Com efeito, hoje parece inevitável considerar o texto dramático numa relação com as
estéticas que lhe são próximas. O recorrer ao conceito de coralidade, transversal por
definição, pode permitir reunir ao lado das obras dramáticas os objetos estéticos
relevantes da música, da dança, das artes plásticas e de reconsiderar, por exemplo, o
propósito brechtiano sobre o papel de desvinculação que traz a musica a um espetáculo.
Em resumo, a coralidade certifica da dispersão das estéticas e da extinção das fronteiras
entre as artes.
A coralidade, considerada como um campo que continua a percorrer a passos largos os
desvios e os acidentes permite explorar as diferentes modalidades estéticas das novas
formas teatrais de compartilhar uma palavra e, transitivamente, de questionar o estar
junto. Tal como propôs Christophe Triau no artigo introdutório da revista pré-citada, é
conveniente considerar a coralidade não somente sob a espécie de um rumor de vozes
anônimas, mas também como processo dialético, ou, então, colocar em tensão duas
forças contrarias patentes no jogo cênico tanto quanto na espessura do “personagem”

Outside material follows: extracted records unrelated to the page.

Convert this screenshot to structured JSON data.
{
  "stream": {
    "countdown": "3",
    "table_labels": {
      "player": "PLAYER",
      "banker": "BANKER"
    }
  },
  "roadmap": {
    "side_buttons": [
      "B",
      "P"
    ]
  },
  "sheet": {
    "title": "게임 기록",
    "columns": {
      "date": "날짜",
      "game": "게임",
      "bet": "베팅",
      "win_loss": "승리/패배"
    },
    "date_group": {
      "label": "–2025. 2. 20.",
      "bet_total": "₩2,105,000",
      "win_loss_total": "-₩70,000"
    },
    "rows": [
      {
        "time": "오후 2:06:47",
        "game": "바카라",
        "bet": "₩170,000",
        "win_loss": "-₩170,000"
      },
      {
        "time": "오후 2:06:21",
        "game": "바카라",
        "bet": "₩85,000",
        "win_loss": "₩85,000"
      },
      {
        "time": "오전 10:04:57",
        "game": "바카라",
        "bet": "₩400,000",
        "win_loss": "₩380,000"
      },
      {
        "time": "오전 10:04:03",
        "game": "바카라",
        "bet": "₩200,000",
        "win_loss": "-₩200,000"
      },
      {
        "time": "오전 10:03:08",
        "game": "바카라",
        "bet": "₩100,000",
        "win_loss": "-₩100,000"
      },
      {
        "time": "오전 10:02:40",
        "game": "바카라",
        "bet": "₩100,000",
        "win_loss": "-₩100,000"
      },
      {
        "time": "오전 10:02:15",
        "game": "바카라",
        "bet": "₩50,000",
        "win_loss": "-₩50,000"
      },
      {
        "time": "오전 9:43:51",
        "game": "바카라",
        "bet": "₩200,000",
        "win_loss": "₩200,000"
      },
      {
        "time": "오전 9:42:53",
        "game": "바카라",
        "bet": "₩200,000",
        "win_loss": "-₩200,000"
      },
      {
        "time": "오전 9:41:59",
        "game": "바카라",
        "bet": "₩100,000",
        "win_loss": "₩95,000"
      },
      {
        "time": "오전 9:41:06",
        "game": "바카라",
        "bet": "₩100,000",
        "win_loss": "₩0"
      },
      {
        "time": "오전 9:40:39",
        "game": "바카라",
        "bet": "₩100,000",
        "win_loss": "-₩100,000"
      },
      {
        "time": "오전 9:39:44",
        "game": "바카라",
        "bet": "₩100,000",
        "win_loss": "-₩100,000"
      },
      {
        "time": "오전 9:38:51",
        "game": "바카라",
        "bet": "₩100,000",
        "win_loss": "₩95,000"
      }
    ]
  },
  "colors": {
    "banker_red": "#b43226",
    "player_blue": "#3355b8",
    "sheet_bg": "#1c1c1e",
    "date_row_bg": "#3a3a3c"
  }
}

coral: seria também coral uma tendência de composição, própria a um jogo dramático
ou a uma escritura, que consiste ora em singularizar a individualidade, ora em fundi-la
no coletivo. Vemos que o paradigma temporal é fundamental para a abordagem da
coralidade.
No entanto, a questão que se coloca é saber se, no momento em que os paradigmas
formais são abolidos facilmente, ao invés de evocar “a” coralidade, não seria preferível
destacar uma coralidade de Novarina, distinta daquela de Vinaver, e sem grande
relação com aquela de Gabily, conforme o cenário do drama contemporâneo é
salpicado por formas corais irredutíveis.